With Burns Night coming up next week, I went to ‘kirk’ this morning. Well, the Hungarian equivalent, anyway. The Reformed, or ‘Calvinist’ Church in Kecskemét, whose school is attended by my nine-year-old son. The interior is rather austere compared with the sense of warmth I get when walking into the Baptist Church that we usually attend. This morning the whitewashed walls inside the Church matched the pavements and town square outside, whitewashed with snow. In both churches, I try to interpret the services for myself, without continuous translation. Afterwards, I discuss it with my Hungarian wife, who helps me to summarise the message. As she did not have a Christian upbringing, she often still finds the religious language quite alien, especially when it’s formal and ritualistic. That’s why we prefer the Baptist service, although much longer, because the language is often more spontaneous and sometimes so inspired that it communicates directly, rather as I imagine the first disciples managed to make themselves understood on the first Pentecost to a multilingual audience when, as Palestinian fishermen and craftsman, most spoke only Aramaic fluently, with some able to use Greek. Of course, this ‘total immersion’ approach only really works when I also feel inspired by the message being conveyed, and at other times I prefer to read in English and reflect on the passages from scripture from which the message is meant to spring. This morning, my thoughts turned from the wintry weather outside to the book of Genesis, from which the text was taken (I’m using ‘text’ in this case in its original sense!).  Unfortunately, however, I don’t have a bilingual Old Testament, just Good News for Modern Man‘ in parallel text, English and Hungarian. So I picked up my son’s ‘Storyteller Bible’ which had been given to him as a dedication present by his uncle and Godparent.

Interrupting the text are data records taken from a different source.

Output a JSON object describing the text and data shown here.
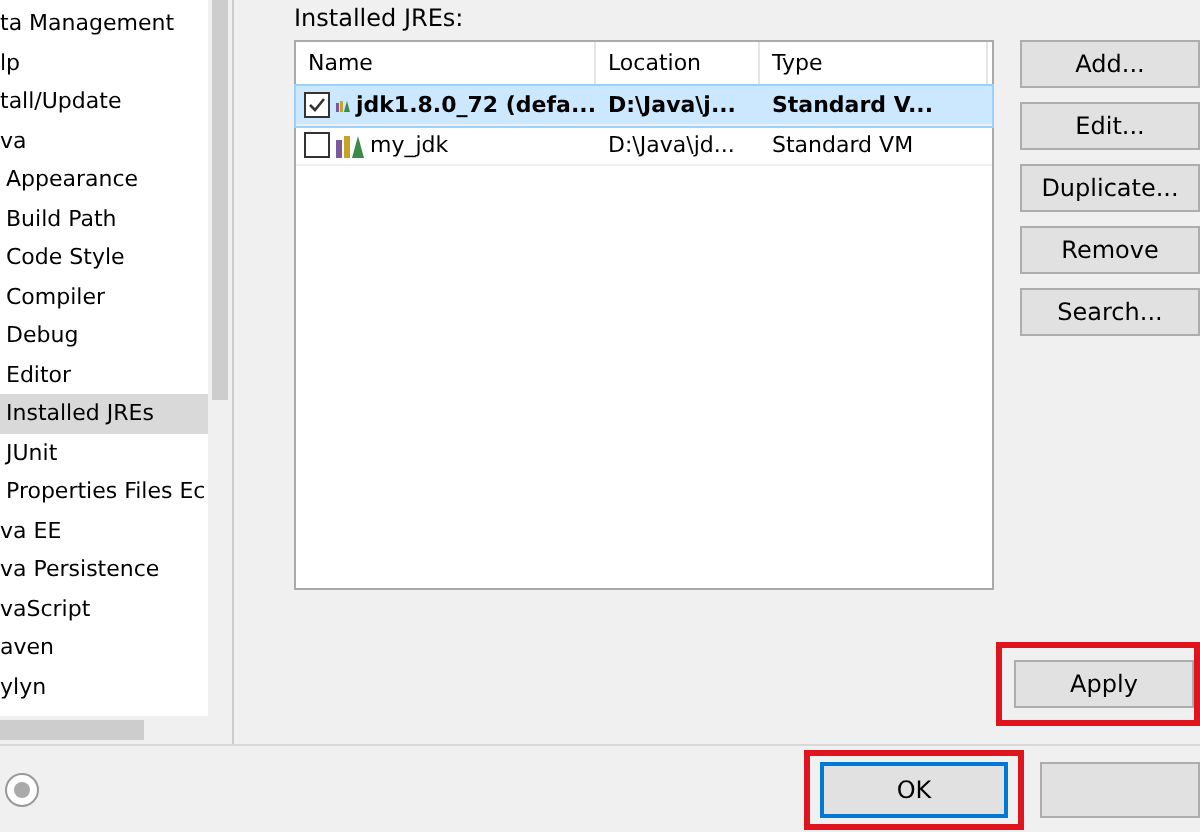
{
  "tree": {
    "items": [
      {
        "label": "ta Management"
      },
      {
        "label": "lp"
      },
      {
        "label": "tall/Update"
      },
      {
        "label": "va",
        "children": [
          {
            "label": "Appearance",
            "selected": false
          },
          {
            "label": "Build Path",
            "selected": false
          },
          {
            "label": "Code Style",
            "selected": false
          },
          {
            "label": "Compiler",
            "selected": false
          },
          {
            "label": "Debug",
            "selected": false
          },
          {
            "label": "Editor",
            "selected": false
          },
          {
            "label": "Installed JREs",
            "selected": true
          },
          {
            "label": "JUnit",
            "selected": false
          },
          {
            "label": "Properties Files Ec",
            "selected": false
          }
        ]
      },
      {
        "label": "va EE"
      },
      {
        "label": "va Persistence"
      },
      {
        "label": "vaScript"
      },
      {
        "label": "aven"
      },
      {
        "label": "ylyn"
      }
    ]
  },
  "jres": {
    "label": "Installed JREs:",
    "columns": [
      "Name",
      "Location",
      "Type"
    ],
    "rows": [
      {
        "name": "jdk1.8.0_72 (defa...",
        "location": "D:\\Java\\j...",
        "type": "Standard V...",
        "checked": true,
        "selected": true
      },
      {
        "name": "my_jdk",
        "location": "D:\\Java\\jd...",
        "type": "Standard VM",
        "checked": false,
        "selected": false
      }
    ]
  },
  "side_buttons": [
    "Add...",
    "Edit...",
    "Duplicate...",
    "Remove",
    "Search..."
  ],
  "apply_button": "Apply",
  "ok_button": "OK"
}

The passage being read was about the fourth day of the creation, beautifully and poetically paraphrased in the book, with colourful illustrations:

God shouted next.

‘Day-shining sun!’

‘Night-shining moon!’

‘Bright shining stars!’

And there they were, for morning and evening,

summer and winter-time and heat and light!

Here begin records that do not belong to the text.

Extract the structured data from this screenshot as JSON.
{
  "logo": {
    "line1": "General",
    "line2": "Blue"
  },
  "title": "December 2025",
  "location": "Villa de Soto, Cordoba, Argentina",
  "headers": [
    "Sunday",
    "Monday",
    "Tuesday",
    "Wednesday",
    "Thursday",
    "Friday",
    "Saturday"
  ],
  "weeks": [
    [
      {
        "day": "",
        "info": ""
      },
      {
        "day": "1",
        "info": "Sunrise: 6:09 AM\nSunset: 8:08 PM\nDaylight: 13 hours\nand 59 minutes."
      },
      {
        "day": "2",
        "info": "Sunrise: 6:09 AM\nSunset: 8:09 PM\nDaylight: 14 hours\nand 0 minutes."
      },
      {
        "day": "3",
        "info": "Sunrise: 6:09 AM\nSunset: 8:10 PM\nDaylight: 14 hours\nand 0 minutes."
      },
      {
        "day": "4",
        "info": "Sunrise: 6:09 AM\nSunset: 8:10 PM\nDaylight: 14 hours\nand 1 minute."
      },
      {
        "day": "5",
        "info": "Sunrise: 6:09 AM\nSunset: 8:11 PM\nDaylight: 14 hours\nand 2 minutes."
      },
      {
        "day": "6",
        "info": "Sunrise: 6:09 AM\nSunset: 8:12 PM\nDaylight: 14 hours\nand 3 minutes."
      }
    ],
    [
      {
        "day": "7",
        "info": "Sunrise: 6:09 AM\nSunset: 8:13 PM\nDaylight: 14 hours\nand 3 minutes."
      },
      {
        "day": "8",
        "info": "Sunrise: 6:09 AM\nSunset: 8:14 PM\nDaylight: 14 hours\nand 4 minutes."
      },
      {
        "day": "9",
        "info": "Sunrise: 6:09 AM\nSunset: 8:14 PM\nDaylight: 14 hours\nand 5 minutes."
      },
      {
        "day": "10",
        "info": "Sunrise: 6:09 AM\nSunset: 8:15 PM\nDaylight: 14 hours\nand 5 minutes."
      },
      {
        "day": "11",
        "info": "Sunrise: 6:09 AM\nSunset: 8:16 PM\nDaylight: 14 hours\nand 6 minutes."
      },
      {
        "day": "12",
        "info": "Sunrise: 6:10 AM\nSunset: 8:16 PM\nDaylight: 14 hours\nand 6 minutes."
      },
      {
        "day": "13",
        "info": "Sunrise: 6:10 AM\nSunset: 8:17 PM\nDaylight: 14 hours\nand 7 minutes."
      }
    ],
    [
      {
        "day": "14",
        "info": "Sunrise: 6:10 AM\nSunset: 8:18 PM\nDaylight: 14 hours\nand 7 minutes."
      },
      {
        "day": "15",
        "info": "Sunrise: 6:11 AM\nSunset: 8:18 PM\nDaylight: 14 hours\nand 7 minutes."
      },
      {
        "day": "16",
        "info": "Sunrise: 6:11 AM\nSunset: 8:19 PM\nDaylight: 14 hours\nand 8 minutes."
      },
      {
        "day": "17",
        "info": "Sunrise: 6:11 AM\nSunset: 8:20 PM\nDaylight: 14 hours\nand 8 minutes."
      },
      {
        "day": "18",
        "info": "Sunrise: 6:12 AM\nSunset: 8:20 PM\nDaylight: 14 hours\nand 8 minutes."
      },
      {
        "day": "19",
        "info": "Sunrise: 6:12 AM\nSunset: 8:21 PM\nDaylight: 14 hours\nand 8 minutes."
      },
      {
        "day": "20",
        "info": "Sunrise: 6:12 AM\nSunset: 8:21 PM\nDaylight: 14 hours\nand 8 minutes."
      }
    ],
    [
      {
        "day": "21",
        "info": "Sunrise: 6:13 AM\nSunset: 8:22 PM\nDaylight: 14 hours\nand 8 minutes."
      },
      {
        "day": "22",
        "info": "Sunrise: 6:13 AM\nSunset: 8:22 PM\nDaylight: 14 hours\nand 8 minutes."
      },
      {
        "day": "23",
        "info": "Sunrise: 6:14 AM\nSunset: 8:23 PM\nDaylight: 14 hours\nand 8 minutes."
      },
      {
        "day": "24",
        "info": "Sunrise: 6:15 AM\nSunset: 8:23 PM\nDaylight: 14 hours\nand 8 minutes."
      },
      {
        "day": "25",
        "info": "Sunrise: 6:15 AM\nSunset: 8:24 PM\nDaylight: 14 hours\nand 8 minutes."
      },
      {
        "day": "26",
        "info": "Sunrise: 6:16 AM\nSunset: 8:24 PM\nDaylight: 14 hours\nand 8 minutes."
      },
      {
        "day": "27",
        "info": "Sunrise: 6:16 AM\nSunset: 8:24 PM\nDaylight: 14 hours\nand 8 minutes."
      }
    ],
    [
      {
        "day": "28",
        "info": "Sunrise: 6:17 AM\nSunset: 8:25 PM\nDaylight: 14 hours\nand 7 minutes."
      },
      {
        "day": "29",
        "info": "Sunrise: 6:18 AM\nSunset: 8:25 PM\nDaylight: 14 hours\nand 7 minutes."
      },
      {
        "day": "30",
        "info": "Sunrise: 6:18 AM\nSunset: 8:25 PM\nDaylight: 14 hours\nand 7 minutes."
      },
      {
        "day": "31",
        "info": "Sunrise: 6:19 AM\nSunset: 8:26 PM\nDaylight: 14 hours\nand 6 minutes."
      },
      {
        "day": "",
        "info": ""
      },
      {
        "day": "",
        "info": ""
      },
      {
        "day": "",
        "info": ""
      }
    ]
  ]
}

Then, not really understanding much of the sermon which followed, I turned to my Church of Scotland‘Psalm Book and Hymnary’ (A ‘Revised Edition’ published in Oxford in the 1930’s) which helps me find English language versions of the Psalms being sung, rewritten in metre and paraphrase, as well as containing the creeds and litanies sometimes recited by the congregation. Thinking about creation, I strayed into the hymn-book section, and found a series of hymns in a sub-section for ‘Times and Seasons‘, two of which were about Winter. The first emphasised the freezing, dark, drear and ‘drych’ (to use a British-Scottish word) character of the season. But then I found the following beautiful words penned by Samuel Longfellow (1819-92) which, for me, summed up the nature of most winter days here in central Europe – bright, clear, ‘crisp and even’, (as another poet, a contemporary, once wrote):

‘Tis winter now; the fallen snow

Has left the heavens all coldly clear;

Through leafless boughs the sharp winds blow,

 And all the earth lies dead and drear.

And yet God’s love is not withdrawn;

His life within the keen air breathes;

His beauty paints the crimson dawn,

And clothes the boughs with glittering wreaths.

And though abroad the sharp winds blow,

And skies are chill, and frosts are keen,

Home closer draws her circle now,

And warmer glows her light within.

O God! who giv’st the winter’s cold,

As well as summer’s joyous rays,

Us warmly in thy love enfold,

And keep us through life’s wintry days.

Amen to that!

Listening to the end of the sermon, I felt the preacher’s message somehow matched these reflections. Outside, the snow’s melting here now. Must check the news from Britain soon, to see what it’s doing there, and how people are coping with the icy blast in ‘Foggy Albion’!